178 - Em meados de 1954, portanto, o Programa Aranha de estabilização econômica estava comprometido. Seus dois principais objetivos haviam sido enfrentar a difícil situação cambial, originando novas bases para o comércio exterior do país através do sistema de leilões de divisas, e utilizar a receita obtida com o saldo da conta de ágios e bonificações para criar condições para a adoção de políticas monetária e creditícia restritivas, tendo em vista o combate à inflação. Ambos os objetivos foram frustrados.
179 - Coloca que a suposta radicalização nacional-populista de Vargas foi só a parcial e ao final do mandato, ao que entendi. O que importa ressaltar sem correr o risco de leviandade, é que não existe necessidade de uma radicalização nacional-populista da política de Vargas para explicar as intenções golpistas de certos segmentos da sociedade.
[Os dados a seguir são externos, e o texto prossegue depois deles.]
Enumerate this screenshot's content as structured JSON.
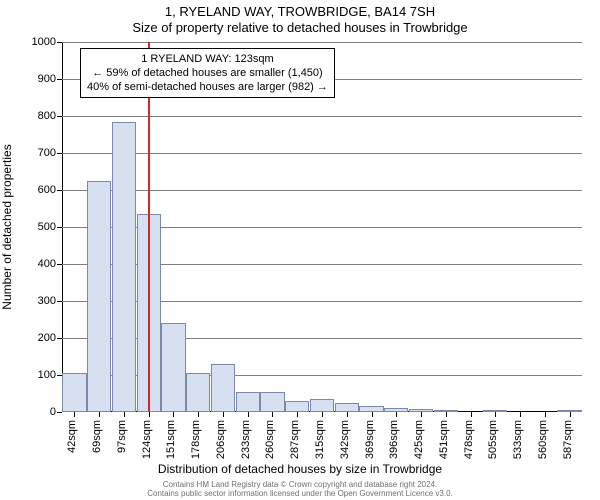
{
  "title_line1": "1, RYELAND WAY, TROWBRIDGE, BA14 7SH",
  "title_line2": "Size of property relative to detached houses in Trowbridge",
  "chart": {
    "type": "histogram",
    "ylim": [
      0,
      1000
    ],
    "yticks": [
      0,
      100,
      200,
      300,
      400,
      500,
      600,
      700,
      800,
      900,
      1000
    ],
    "y_axis_title": "Number of detached properties",
    "x_axis_title": "Distribution of detached houses by size in Trowbridge",
    "xtick_labels": [
      "42sqm",
      "69sqm",
      "97sqm",
      "124sqm",
      "151sqm",
      "178sqm",
      "206sqm",
      "233sqm",
      "260sqm",
      "287sqm",
      "315sqm",
      "342sqm",
      "369sqm",
      "396sqm",
      "425sqm",
      "451sqm",
      "478sqm",
      "505sqm",
      "533sqm",
      "560sqm",
      "587sqm"
    ],
    "bar_values": [
      105,
      625,
      785,
      535,
      240,
      105,
      130,
      55,
      55,
      30,
      35,
      25,
      15,
      12,
      8,
      5,
      0,
      6,
      0,
      0,
      5
    ],
    "bar_fill": "#d6e0f0",
    "bar_border": "#7a8aa8",
    "grid_color": "#808080",
    "marker_x_sqm": 123,
    "marker_color": "#d62728",
    "annotation": {
      "line1": "1 RYELAND WAY: 123sqm",
      "line2": "← 59% of detached houses are smaller (1,450)",
      "line3": "40% of semi-detached houses are larger (982) →"
    },
    "background_color": "#ffffff"
  },
  "footer_line1": "Contains HM Land Registry data © Crown copyright and database right 2024.",
  "footer_line2": "Contains public sector information licensed under the Open Government Licence v3.0."
}
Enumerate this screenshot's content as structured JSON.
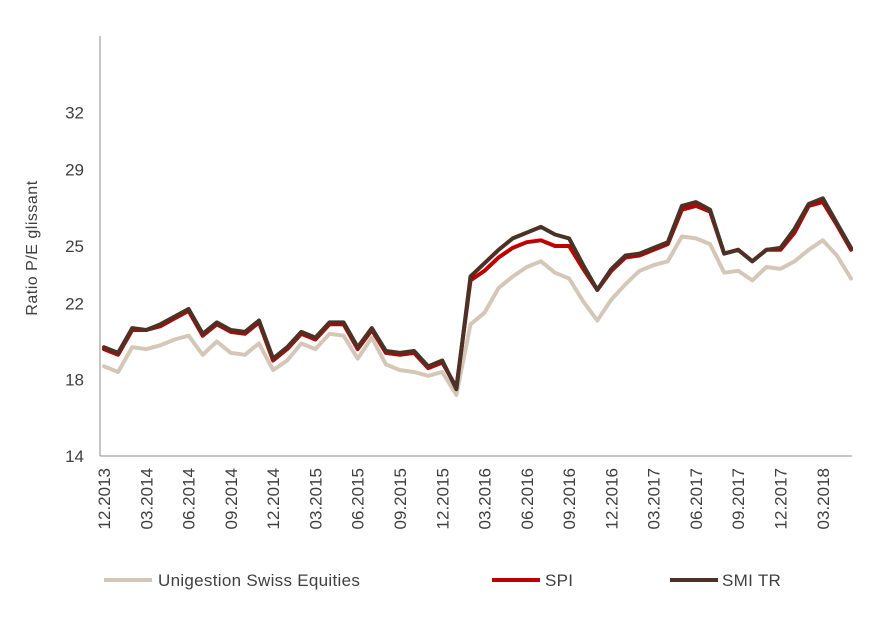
{
  "chart_data": {
    "type": "line",
    "title": "",
    "xlabel": "",
    "ylabel": "Ratio P/E glissant",
    "ylim": [
      14,
      36
    ],
    "yticks": [
      14,
      18,
      22,
      25,
      29,
      32
    ],
    "ytick_labels": [
      "14",
      "18",
      "22",
      "25",
      "29",
      "32"
    ],
    "x": [
      "12.2013",
      "01.2014",
      "02.2014",
      "03.2014",
      "04.2014",
      "05.2014",
      "06.2014",
      "07.2014",
      "08.2014",
      "09.2014",
      "10.2014",
      "11.2014",
      "12.2014",
      "01.2015",
      "02.2015",
      "03.2015",
      "04.2015",
      "05.2015",
      "06.2015",
      "07.2015",
      "08.2015",
      "09.2015",
      "10.2015",
      "11.2015",
      "12.2015",
      "01.2016",
      "02.2016",
      "03.2016",
      "04.2016",
      "05.2016",
      "06.2016",
      "07.2016",
      "08.2016",
      "09.2016",
      "10.2016",
      "11.2016",
      "12.2016",
      "01.2017",
      "02.2017",
      "03.2017",
      "04.2017",
      "05.2017",
      "06.2017",
      "07.2017",
      "08.2017",
      "09.2017",
      "10.2017",
      "11.2017",
      "12.2017",
      "01.2018",
      "02.2018",
      "03.2018",
      "04.2018",
      "05.2018"
    ],
    "xtick_labels": [
      "12.2013",
      "03.2014",
      "06.2014",
      "09.2014",
      "12.2014",
      "03.2015",
      "06.2015",
      "09.2015",
      "12.2015",
      "03.2016",
      "06.2016",
      "09.2016",
      "12.2016",
      "03.2017",
      "06.2017",
      "09.2017",
      "12.2017",
      "03.2018"
    ],
    "xtick_every": 3,
    "grid": false,
    "legend_position": "bottom",
    "series": [
      {
        "name": "Unigestion Swiss Equities",
        "color": "#d5c7b8",
        "values": [
          18.7,
          18.4,
          19.7,
          19.6,
          19.8,
          20.1,
          20.3,
          19.3,
          20.0,
          19.4,
          19.3,
          19.9,
          18.5,
          19.0,
          19.9,
          19.6,
          20.4,
          20.3,
          19.1,
          20.2,
          18.8,
          18.5,
          18.4,
          18.2,
          18.4,
          17.2,
          20.9,
          21.5,
          22.8,
          23.4,
          23.9,
          24.2,
          23.6,
          23.3,
          22.1,
          21.1,
          22.2,
          23.0,
          23.7,
          24.0,
          24.2,
          25.5,
          25.4,
          25.1,
          23.6,
          23.7,
          23.2,
          23.9,
          23.8,
          24.2,
          24.8,
          25.3,
          24.5,
          23.3
        ]
      },
      {
        "name": "SPI",
        "color": "#c00000",
        "values": [
          19.6,
          19.3,
          20.6,
          20.6,
          20.8,
          21.2,
          21.6,
          20.3,
          20.9,
          20.5,
          20.4,
          21.0,
          19.0,
          19.6,
          20.4,
          20.1,
          20.9,
          20.9,
          19.6,
          20.6,
          19.4,
          19.3,
          19.4,
          18.6,
          18.9,
          17.6,
          23.2,
          23.7,
          24.4,
          24.9,
          25.2,
          25.3,
          25.0,
          25.0,
          23.8,
          22.7,
          23.7,
          24.4,
          24.5,
          24.8,
          25.1,
          26.9,
          27.1,
          26.8,
          24.6,
          24.8,
          24.2,
          24.8,
          24.8,
          25.7,
          27.1,
          27.3,
          26.1,
          24.8
        ]
      },
      {
        "name": "SMI TR",
        "color": "#4a3326",
        "values": [
          19.7,
          19.4,
          20.7,
          20.6,
          20.9,
          21.3,
          21.7,
          20.4,
          21.0,
          20.6,
          20.5,
          21.1,
          19.1,
          19.7,
          20.5,
          20.2,
          21.0,
          21.0,
          19.7,
          20.7,
          19.5,
          19.4,
          19.5,
          18.7,
          19.0,
          17.5,
          23.4,
          24.1,
          24.8,
          25.4,
          25.7,
          26.0,
          25.6,
          25.4,
          24.0,
          22.7,
          23.8,
          24.5,
          24.6,
          24.9,
          25.2,
          27.1,
          27.3,
          26.9,
          24.6,
          24.8,
          24.2,
          24.8,
          24.9,
          25.9,
          27.2,
          27.5,
          26.2,
          24.9
        ]
      }
    ]
  }
}
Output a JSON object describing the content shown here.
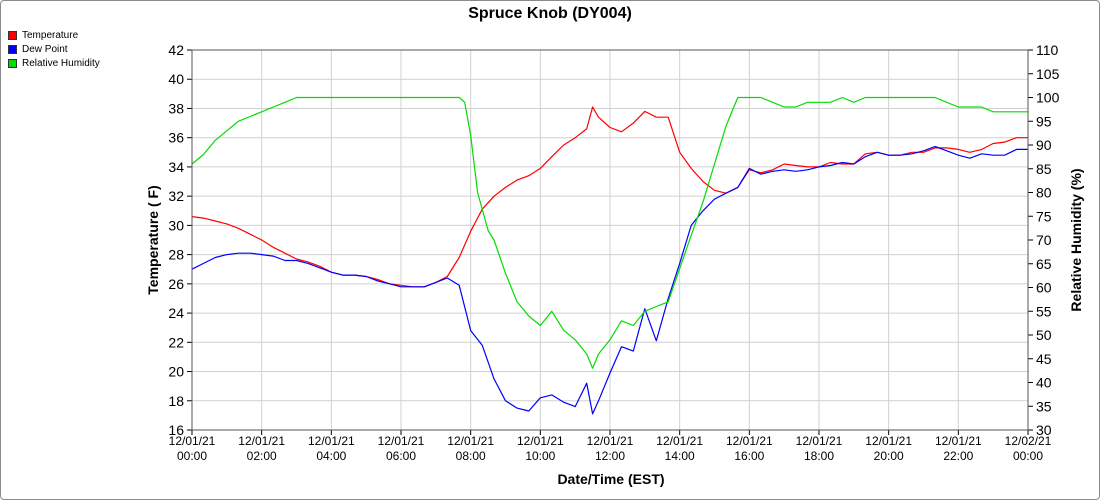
{
  "chart_data": {
    "type": "line",
    "title": "Spruce Knob (DY004)",
    "xlabel": "Date/Time (EST)",
    "ylabel": "Temperature ( F)",
    "y2label": "Relative Humidity (%)",
    "ylim": [
      16,
      42
    ],
    "y2lim": [
      30,
      110
    ],
    "yticks": [
      "16",
      "18",
      "20",
      "22",
      "24",
      "26",
      "28",
      "30",
      "32",
      "34",
      "36",
      "38",
      "40",
      "42"
    ],
    "y2ticks": [
      "30",
      "35",
      "40",
      "45",
      "50",
      "55",
      "60",
      "65",
      "70",
      "75",
      "80",
      "85",
      "90",
      "95",
      "100",
      "105",
      "110"
    ],
    "xlim": [
      0,
      24
    ],
    "xticks": [
      {
        "line1": "12/01/21",
        "line2": "00:00"
      },
      {
        "line1": "12/01/21",
        "line2": "02:00"
      },
      {
        "line1": "12/01/21",
        "line2": "04:00"
      },
      {
        "line1": "12/01/21",
        "line2": "06:00"
      },
      {
        "line1": "12/01/21",
        "line2": "08:00"
      },
      {
        "line1": "12/01/21",
        "line2": "10:00"
      },
      {
        "line1": "12/01/21",
        "line2": "12:00"
      },
      {
        "line1": "12/01/21",
        "line2": "14:00"
      },
      {
        "line1": "12/01/21",
        "line2": "16:00"
      },
      {
        "line1": "12/01/21",
        "line2": "18:00"
      },
      {
        "line1": "12/01/21",
        "line2": "20:00"
      },
      {
        "line1": "12/01/21",
        "line2": "22:00"
      },
      {
        "line1": "12/02/21",
        "line2": "00:00"
      }
    ],
    "grid": true,
    "legend_position": "top-left",
    "series": [
      {
        "name": "Temperature",
        "color": "#ff0000",
        "axis": "left",
        "points": [
          [
            0,
            30.6
          ],
          [
            0.33,
            30.5
          ],
          [
            0.67,
            30.3
          ],
          [
            1,
            30.1
          ],
          [
            1.33,
            29.8
          ],
          [
            1.67,
            29.4
          ],
          [
            2,
            29.0
          ],
          [
            2.33,
            28.5
          ],
          [
            2.67,
            28.1
          ],
          [
            3,
            27.7
          ],
          [
            3.33,
            27.5
          ],
          [
            3.67,
            27.2
          ],
          [
            4,
            26.8
          ],
          [
            4.33,
            26.6
          ],
          [
            4.67,
            26.6
          ],
          [
            5,
            26.5
          ],
          [
            5.33,
            26.3
          ],
          [
            5.67,
            26.0
          ],
          [
            6,
            25.9
          ],
          [
            6.33,
            25.8
          ],
          [
            6.67,
            25.8
          ],
          [
            7,
            26.1
          ],
          [
            7.33,
            26.5
          ],
          [
            7.67,
            27.8
          ],
          [
            8,
            29.6
          ],
          [
            8.33,
            31.1
          ],
          [
            8.67,
            32.0
          ],
          [
            9,
            32.6
          ],
          [
            9.33,
            33.1
          ],
          [
            9.67,
            33.4
          ],
          [
            10,
            33.9
          ],
          [
            10.33,
            34.7
          ],
          [
            10.67,
            35.5
          ],
          [
            11,
            36.0
          ],
          [
            11.33,
            36.6
          ],
          [
            11.5,
            38.1
          ],
          [
            11.67,
            37.4
          ],
          [
            12,
            36.7
          ],
          [
            12.33,
            36.4
          ],
          [
            12.67,
            37.0
          ],
          [
            13,
            37.8
          ],
          [
            13.33,
            37.4
          ],
          [
            13.67,
            37.4
          ],
          [
            14,
            35.0
          ],
          [
            14.33,
            33.9
          ],
          [
            14.67,
            33.0
          ],
          [
            15,
            32.4
          ],
          [
            15.33,
            32.2
          ],
          [
            15.67,
            32.6
          ],
          [
            16,
            33.8
          ],
          [
            16.33,
            33.6
          ],
          [
            16.67,
            33.8
          ],
          [
            17,
            34.2
          ],
          [
            17.33,
            34.1
          ],
          [
            17.67,
            34.0
          ],
          [
            18,
            34.0
          ],
          [
            18.33,
            34.3
          ],
          [
            18.67,
            34.2
          ],
          [
            19,
            34.2
          ],
          [
            19.33,
            34.9
          ],
          [
            19.67,
            35.0
          ],
          [
            20,
            34.8
          ],
          [
            20.33,
            34.8
          ],
          [
            20.67,
            35.0
          ],
          [
            21,
            35.0
          ],
          [
            21.33,
            35.3
          ],
          [
            21.67,
            35.3
          ],
          [
            22,
            35.2
          ],
          [
            22.33,
            35.0
          ],
          [
            22.67,
            35.2
          ],
          [
            23,
            35.6
          ],
          [
            23.33,
            35.7
          ],
          [
            23.67,
            36.0
          ],
          [
            24,
            36.0
          ]
        ]
      },
      {
        "name": "Dew Point",
        "color": "#0000ff",
        "axis": "left",
        "points": [
          [
            0,
            27.0
          ],
          [
            0.33,
            27.4
          ],
          [
            0.67,
            27.8
          ],
          [
            1,
            28.0
          ],
          [
            1.33,
            28.1
          ],
          [
            1.67,
            28.1
          ],
          [
            2,
            28.0
          ],
          [
            2.33,
            27.9
          ],
          [
            2.67,
            27.6
          ],
          [
            3,
            27.6
          ],
          [
            3.33,
            27.4
          ],
          [
            3.67,
            27.1
          ],
          [
            4,
            26.8
          ],
          [
            4.33,
            26.6
          ],
          [
            4.67,
            26.6
          ],
          [
            5,
            26.5
          ],
          [
            5.33,
            26.2
          ],
          [
            5.67,
            26.0
          ],
          [
            6,
            25.8
          ],
          [
            6.33,
            25.8
          ],
          [
            6.67,
            25.8
          ],
          [
            7,
            26.1
          ],
          [
            7.33,
            26.4
          ],
          [
            7.67,
            25.9
          ],
          [
            8,
            22.8
          ],
          [
            8.33,
            21.8
          ],
          [
            8.67,
            19.5
          ],
          [
            9,
            18.0
          ],
          [
            9.33,
            17.5
          ],
          [
            9.67,
            17.3
          ],
          [
            10,
            18.2
          ],
          [
            10.33,
            18.4
          ],
          [
            10.67,
            17.9
          ],
          [
            11,
            17.6
          ],
          [
            11.33,
            19.2
          ],
          [
            11.5,
            17.1
          ],
          [
            11.67,
            18.0
          ],
          [
            12,
            19.9
          ],
          [
            12.33,
            21.7
          ],
          [
            12.67,
            21.4
          ],
          [
            13,
            24.3
          ],
          [
            13.33,
            22.1
          ],
          [
            13.67,
            25.0
          ],
          [
            14,
            27.4
          ],
          [
            14.33,
            30.0
          ],
          [
            14.67,
            31.0
          ],
          [
            15,
            31.8
          ],
          [
            15.33,
            32.2
          ],
          [
            15.67,
            32.6
          ],
          [
            16,
            33.9
          ],
          [
            16.33,
            33.5
          ],
          [
            16.67,
            33.7
          ],
          [
            17,
            33.8
          ],
          [
            17.33,
            33.7
          ],
          [
            17.67,
            33.8
          ],
          [
            18,
            34.0
          ],
          [
            18.33,
            34.1
          ],
          [
            18.67,
            34.3
          ],
          [
            19,
            34.2
          ],
          [
            19.33,
            34.7
          ],
          [
            19.67,
            35.0
          ],
          [
            20,
            34.8
          ],
          [
            20.33,
            34.8
          ],
          [
            20.67,
            34.9
          ],
          [
            21,
            35.1
          ],
          [
            21.33,
            35.4
          ],
          [
            21.67,
            35.1
          ],
          [
            22,
            34.8
          ],
          [
            22.33,
            34.6
          ],
          [
            22.67,
            34.9
          ],
          [
            23,
            34.8
          ],
          [
            23.33,
            34.8
          ],
          [
            23.67,
            35.2
          ],
          [
            24,
            35.2
          ]
        ]
      },
      {
        "name": "Relative Humidity",
        "color": "#00dd00",
        "axis": "right",
        "points": [
          [
            0,
            86
          ],
          [
            0.33,
            88
          ],
          [
            0.67,
            91
          ],
          [
            1,
            93
          ],
          [
            1.33,
            95
          ],
          [
            1.67,
            96
          ],
          [
            2,
            97
          ],
          [
            2.33,
            98
          ],
          [
            2.67,
            99
          ],
          [
            3,
            100
          ],
          [
            4,
            100
          ],
          [
            5,
            100
          ],
          [
            6,
            100
          ],
          [
            7,
            100
          ],
          [
            7.67,
            100
          ],
          [
            7.83,
            99
          ],
          [
            8,
            92
          ],
          [
            8.2,
            80
          ],
          [
            8.5,
            72
          ],
          [
            8.67,
            70
          ],
          [
            9,
            63
          ],
          [
            9.33,
            57
          ],
          [
            9.67,
            54
          ],
          [
            10,
            52
          ],
          [
            10.33,
            55
          ],
          [
            10.67,
            51
          ],
          [
            11,
            49
          ],
          [
            11.33,
            46
          ],
          [
            11.5,
            43
          ],
          [
            11.67,
            46
          ],
          [
            12,
            49
          ],
          [
            12.33,
            53
          ],
          [
            12.67,
            52
          ],
          [
            13,
            55
          ],
          [
            13.33,
            56
          ],
          [
            13.67,
            57
          ],
          [
            14,
            64
          ],
          [
            14.33,
            71
          ],
          [
            14.67,
            78
          ],
          [
            15,
            86
          ],
          [
            15.33,
            94
          ],
          [
            15.67,
            100
          ],
          [
            16,
            100
          ],
          [
            16.33,
            100
          ],
          [
            16.67,
            99
          ],
          [
            17,
            98
          ],
          [
            17.33,
            98
          ],
          [
            17.67,
            99
          ],
          [
            18,
            99
          ],
          [
            18.33,
            99
          ],
          [
            18.67,
            100
          ],
          [
            19,
            99
          ],
          [
            19.33,
            100
          ],
          [
            19.67,
            100
          ],
          [
            20,
            100
          ],
          [
            20.33,
            100
          ],
          [
            20.67,
            100
          ],
          [
            21,
            100
          ],
          [
            21.33,
            100
          ],
          [
            21.67,
            99
          ],
          [
            22,
            98
          ],
          [
            22.33,
            98
          ],
          [
            22.67,
            98
          ],
          [
            23,
            97
          ],
          [
            23.33,
            97
          ],
          [
            23.67,
            97
          ],
          [
            24,
            97
          ]
        ]
      }
    ]
  }
}
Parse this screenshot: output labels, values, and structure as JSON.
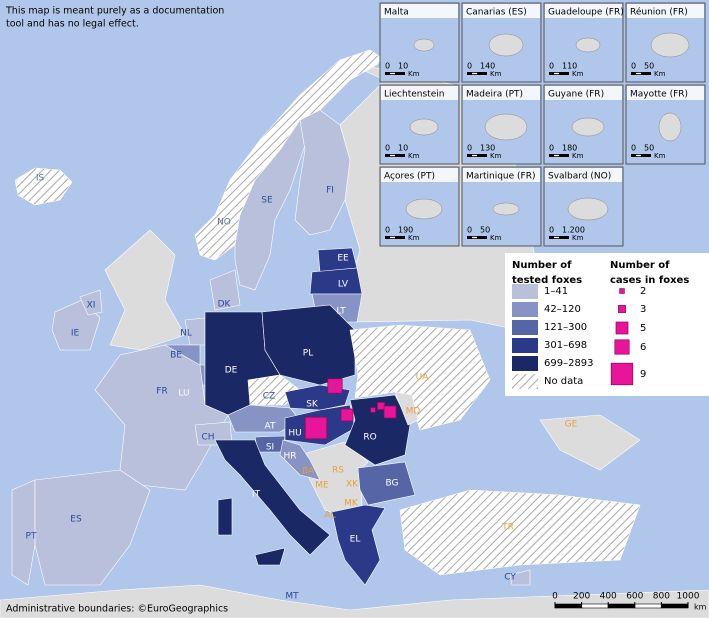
{
  "disclaimer": [
    "This map is meant purely as a documentation",
    "tool and has no legal effect."
  ],
  "attribution": "Administrative boundaries: ©EuroGeographics",
  "insets": [
    {
      "name": "Malta",
      "scale": [
        0,
        10
      ],
      "unit": "Km"
    },
    {
      "name": "Canarias (ES)",
      "scale": [
        0,
        140
      ],
      "unit": "Km"
    },
    {
      "name": "Guadeloupe (FR)",
      "scale": [
        0,
        110
      ],
      "unit": "Km"
    },
    {
      "name": "Réunion (FR)",
      "scale": [
        0,
        50
      ],
      "unit": "Km"
    },
    {
      "name": "Liechtenstein",
      "scale": [
        0,
        10
      ],
      "unit": "Km"
    },
    {
      "name": "Madeira (PT)",
      "scale": [
        0,
        130
      ],
      "unit": "Km"
    },
    {
      "name": "Guyane (FR)",
      "scale": [
        0,
        180
      ],
      "unit": "Km"
    },
    {
      "name": "Mayotte (FR)",
      "scale": [
        0,
        50
      ],
      "unit": "Km"
    },
    {
      "name": "Açores (PT)",
      "scale": [
        0,
        190
      ],
      "unit": "Km"
    },
    {
      "name": "Martinique (FR)",
      "scale": [
        0,
        50
      ],
      "unit": "Km"
    },
    {
      "name": "Svalbard (NO)",
      "scale": [
        0,
        {
          "value": 1200,
          "label": "1.200"
        }
      ],
      "unit": "Km"
    }
  ],
  "legend": {
    "tested_title": [
      "Number of",
      "tested foxes"
    ],
    "tested_classes": [
      {
        "label": "1–41",
        "color": "#b8c0dc"
      },
      {
        "label": "42–120",
        "color": "#8793c4"
      },
      {
        "label": "121–300",
        "color": "#5565a6"
      },
      {
        "label": "301–698",
        "color": "#2b3a88"
      },
      {
        "label": "699–2893",
        "color": "#1b2866"
      },
      {
        "label": "No data",
        "color": "url(#hatch)"
      }
    ],
    "cases_title": [
      "Number of",
      "cases in foxes"
    ],
    "cases": [
      2,
      3,
      5,
      6,
      9
    ]
  },
  "countries": [
    {
      "label": "IS",
      "class": 5
    },
    {
      "label": "NO",
      "class": 5
    },
    {
      "label": "SE",
      "class": 0
    },
    {
      "label": "FI",
      "class": 0
    },
    {
      "label": "EE",
      "class": 3
    },
    {
      "label": "LV",
      "class": 3
    },
    {
      "label": "LT",
      "class": 1
    },
    {
      "label": "DK",
      "class": 0
    },
    {
      "label": "IE",
      "class": 0
    },
    {
      "label": "XI",
      "class": 0
    },
    {
      "label": "NL",
      "class": 0
    },
    {
      "label": "BE",
      "class": 1
    },
    {
      "label": "LU",
      "class": 1
    },
    {
      "label": "DE",
      "class": 4
    },
    {
      "label": "PL",
      "class": 4
    },
    {
      "label": "CZ",
      "class": 5
    },
    {
      "label": "SK",
      "class": 3
    },
    {
      "label": "AT",
      "class": 1
    },
    {
      "label": "HU",
      "class": 3
    },
    {
      "label": "SI",
      "class": 2
    },
    {
      "label": "HR",
      "class": 1
    },
    {
      "label": "RO",
      "class": 4
    },
    {
      "label": "BG",
      "class": 2
    },
    {
      "label": "FR",
      "class": 0
    },
    {
      "label": "CH",
      "class": 0
    },
    {
      "label": "PT",
      "class": 0
    },
    {
      "label": "ES",
      "class": 0
    },
    {
      "label": "IT",
      "class": 4
    },
    {
      "label": "EL",
      "class": 3
    },
    {
      "label": "CY",
      "class": 0
    },
    {
      "label": "UA",
      "class": 5
    },
    {
      "label": "TR",
      "class": 5
    }
  ],
  "other_labels": [
    "MD",
    "BA",
    "RS",
    "ME",
    "XK",
    "MK",
    "AL",
    "GE",
    "MT"
  ],
  "case_markers": [
    6,
    9,
    5,
    2,
    3,
    5
  ],
  "scale_bar": {
    "ticks": [
      0,
      200,
      400,
      600,
      800,
      1000
    ],
    "unit": "km"
  }
}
Aqui temos o futuro de Lula III? Em resumo, a natureza da política de Vargas, que se propunha contentar amplo espectro da sociedade sem a realização de transformações estruturais e sem contar com uma sociedade civil organizada, partidariamente ou não, enfrentava graves dificuldades, quando colocada diante de um quadro de adversidades econômicas.
180 - Mais complexa, e muito mais importante, era a posição da indústria. Como já vimos, a Instrução 70 desagradara ao setor, pois as desvalorizações cambiais implicavam elevação de seus custos. Antes só tinha "lado bom": proteção pelo controle seletivo de importações e importavam barato. (...) Incomodava a indústria, ainda, a redução do crédito do Banco do Brasil às atividades econômicas. O momento decisivo para o ingresso do setor numa posição de franca hostilidade ao governo, entretanto, foi a fixação do aumento do salário mínimo. Quanto à atividade do café, embora não coubesse ao governo responsabilidade pelas mudanças estruturais ocorridas no mercado mundial de café, a oposição acusava a política de preços mínimos do governo e capitalizava intensamente as dificuldades.
181 - Sobre o fim que todo mundo conhece, afirma: O gesto trágico teve profundas repercussões históricas, possibilitando a formação de uma ampla frente antigolpista que assegurou a manutenção da ordem constitucional e converteu o que seria uma antecipação de 1964 numa administração provisória de gestores de negócios. Mais ainda, essa tomada de posição majoritária em defesa da democracia viabilizou e impulsionou no sentido da recomposição da frente de centro-esquerda formada pelo PSD-PTB que seria responsável, mais adiante, pela eleição de Juscelino Kubitschek.